REVERSE AND REMAND. Jurisdiction relinquished.
. He also claimed entitlement to paid real estate taxes and water and sewer charges since such charges become liens upon the real estate when assessed, citing 53 Pa.S.A. § 7102, 7103 and 7106.
. Here, we note that the trial court erred in its determination of the gross rental value. During the seventeen years which the appellant managed the property, "there were occasional periods when one or the other apartment was unoccupied and during those periods [appellant] ascribed no rental value for the vacant unit." (Trial Court Op., p. 4) The trial court determined that rental value of $6377.50 should be ascribed to those vacant periods. However, no evidence of fraud or misdealing on the part of the appellant appears in the record. The record indicates that the appellant in fact made every effort to fulfill his fiduciary duty to rent the property during the period in question. Obviously, apartments can not always be rented despite the good faith efforts of the party in possession. Thus, by ascribing rental value for the vacant periods, the trial court in effect unjustly enriched the appellee at the appellant's expense of $3,188.75.
. We note that the appellant in Lykiardopoulos, supra, wanted to charge her unliquidated and unrecorded support claims against the appellee’s share, while instantly all charges relate directly to the property subject to partition. However, the cases consistently hold that no set off of any kind will be allowed against the partition proceeds. See Olivieri v. Olivieri, 242 Pa.Super. 457, 364 A.2d 361 (1976).
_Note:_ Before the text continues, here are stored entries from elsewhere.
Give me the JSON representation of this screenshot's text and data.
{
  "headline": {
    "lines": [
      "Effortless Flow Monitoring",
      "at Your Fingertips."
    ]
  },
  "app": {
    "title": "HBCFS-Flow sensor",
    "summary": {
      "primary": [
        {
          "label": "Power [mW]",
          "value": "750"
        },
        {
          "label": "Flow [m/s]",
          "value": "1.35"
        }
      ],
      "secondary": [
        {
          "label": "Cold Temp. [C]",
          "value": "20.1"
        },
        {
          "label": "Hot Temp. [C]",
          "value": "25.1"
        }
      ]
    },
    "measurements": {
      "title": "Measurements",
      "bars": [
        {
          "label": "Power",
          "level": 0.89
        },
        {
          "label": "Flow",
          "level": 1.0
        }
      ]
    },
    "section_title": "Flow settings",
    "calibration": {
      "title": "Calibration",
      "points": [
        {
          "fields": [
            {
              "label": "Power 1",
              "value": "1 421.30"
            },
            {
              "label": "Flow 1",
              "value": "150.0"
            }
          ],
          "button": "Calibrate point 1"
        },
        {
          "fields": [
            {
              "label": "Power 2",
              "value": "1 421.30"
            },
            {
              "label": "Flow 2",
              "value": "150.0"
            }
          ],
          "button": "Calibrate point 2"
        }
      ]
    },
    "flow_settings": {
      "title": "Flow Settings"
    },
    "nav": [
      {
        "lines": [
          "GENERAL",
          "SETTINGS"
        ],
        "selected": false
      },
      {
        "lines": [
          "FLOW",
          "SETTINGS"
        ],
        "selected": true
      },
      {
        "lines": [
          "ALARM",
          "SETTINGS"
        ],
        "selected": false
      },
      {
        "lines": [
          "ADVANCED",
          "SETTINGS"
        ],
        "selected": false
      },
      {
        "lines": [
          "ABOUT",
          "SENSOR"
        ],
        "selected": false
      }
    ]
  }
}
. Moreover, we find that the record does not support the trial court’s finding of an agreement. On appeal, we will not disturb the findings of the trial court which are adequately supported by the record. Stauffer v. Stauffer, 465 Pa. 558, 566, 351 A.2d 236, 240 (1976); Simon v. Simon, 286 Pa.Super. 403, 405, 429 A.2d 1, 2 (1981). While it is true that, at the hearing on their post-trial motions, the parties agreed that the appellant was entitled to credit toward property expenses, the parties did not expressly agree what expenses were included in the credits. Similarly, the parties agreed that valuation of the rental property was an issue. However, nowhere in the record does the appellant expressly agree that the appellee is entitled to one-half of all rental proceeds from the partitioned property. Clearly, the trial court's conclusion is contrary to the appellant’s position throughout over ten years of litigation.